07 - Great 21st Century Horror



Here we are in the new LizaMinnellium, and here are some of the movies that this era without a workable name has offered us.

NOTE: These are NOT the best. This is not an official Top Eleven List (that would just be weird) – they’re just good movies, and they’re in approximate date order rather than order of preference. Slashers later, blah blah, blah.



Ginger Snaps (2000) If there was ever a film that managed to sell the werewolf-as-sexual-maturation metaphor, this is it. Changes in body shape, hair in new places, new appetites awakening – it’s kind of obvious in many ways, so this film scores highly for making that work.




Dog Soldiers (2002 ) Another werewolf movie, this one very different to Ginger Snaps in almost every way. This one takes the “base under siege” concept of a group in a single location being attacked by outside forces, but with werewolves.




Cabin Fever (2002) A “who do you trust”/”enemy within” horror, but with a flesh-eating virus in place of demonic possession or alien invasion. Plus, ick.




Hostel (2005) Great film, terrible trailer. It should set up the trap the kids fall into, the balancing the dream of the hostel filled with sexually liberated and available Eastern European women with the nightmare of the torture that it leads to. Establish happiness, show that the happiness will be taken away. No wonder ordeal horror gets labelled as “torture porn “ if the torture aspect is used as the main selling point.




Severance (2006) This is more like it. Here are some people, here’s what they’re up to – and here’s what we’re going to put them through. Yes, Danny Dyer, but on the other hand, Andy Nyman.




Wrong turn 2 (2007) I wasn’t overly impressed with the first film in this series, but this one really worked for me. I love the setup, and Henry Rollins is just amazing.




Trick 'r Treat (2007) If you’ve not seen this one, you’ve missed out. An anthology of horror stories, but intermingled like Pulp Fiction or Short Cuts. A modern classic. I’m not sure if the recently announced sequel fills me with joy or dread – could a sequel live up to this?




Frozen (2010)

I’m not using slasher movies so Hatchet is out, but here’s another Adam Green film instead. It’s a different kind of survival horror, straddling the thriller/horror borderline.

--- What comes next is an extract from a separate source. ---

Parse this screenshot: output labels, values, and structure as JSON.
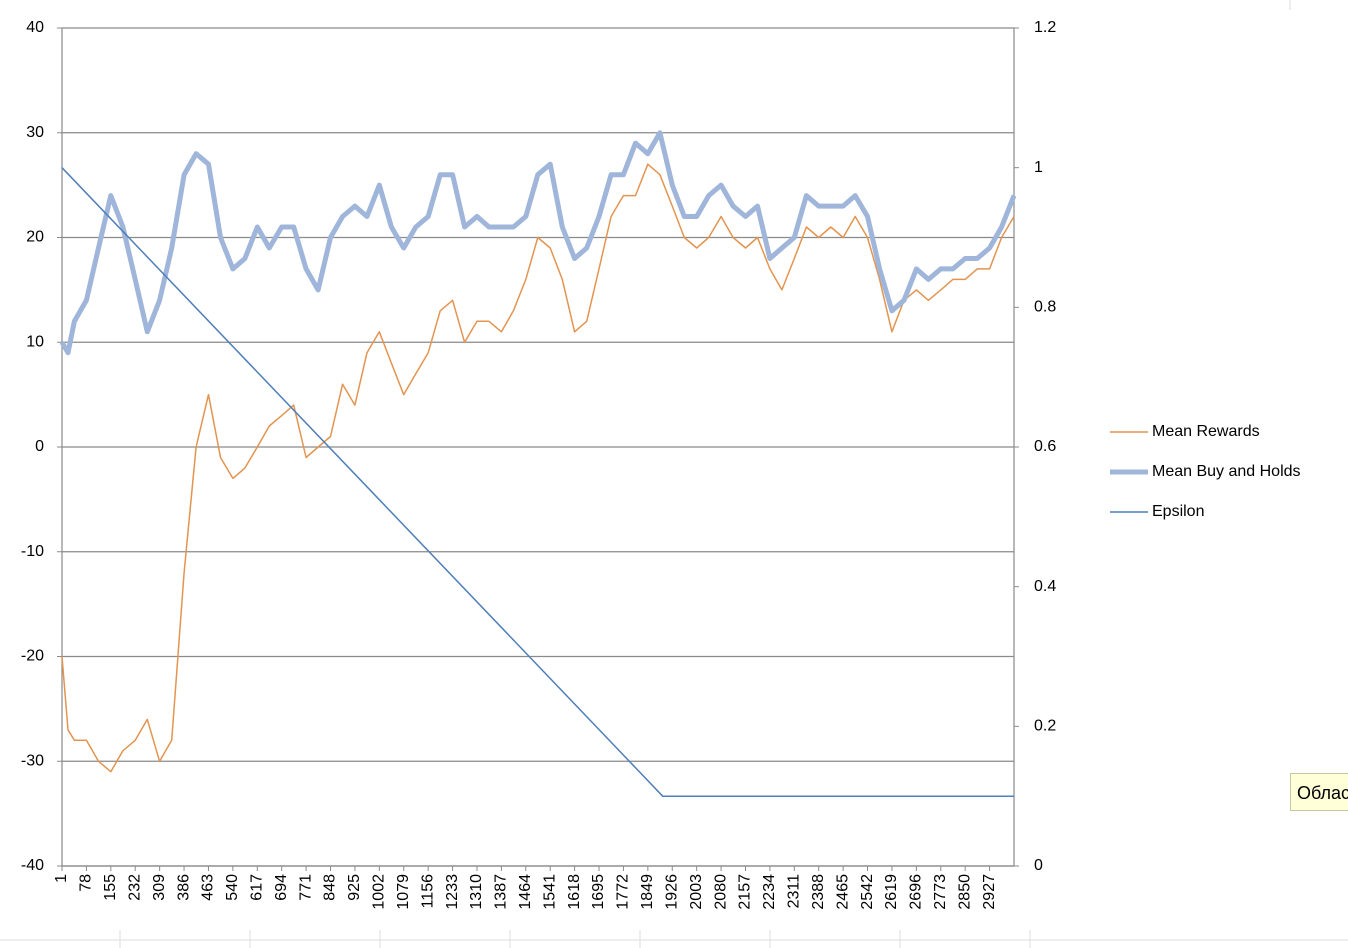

F (2010) As a British horror movie set in a school with kids as the villains, this would probably make an interesting double-bill with Unman, Wittering and Zigo – though it’s very different.




Kill List (2011) A very different take on the hitman movie, with a bleak yet inevitable ending. If you only know Michael Smiley as Tyres from Spaced, this will be a revelation.




Cabin in the Woods (2012) Again, a film you really need to see, and the less you know about it going in the better. Deconstruction is a frequently-used term, but this is an incredible writing exercise – it takes the modern horror movie apart, shows you what all the pieces are and what they do. If I had any complaint, it’s that the surprise cameo at the end would be so much better served by a different person in the role – one who I must assume was offered the part.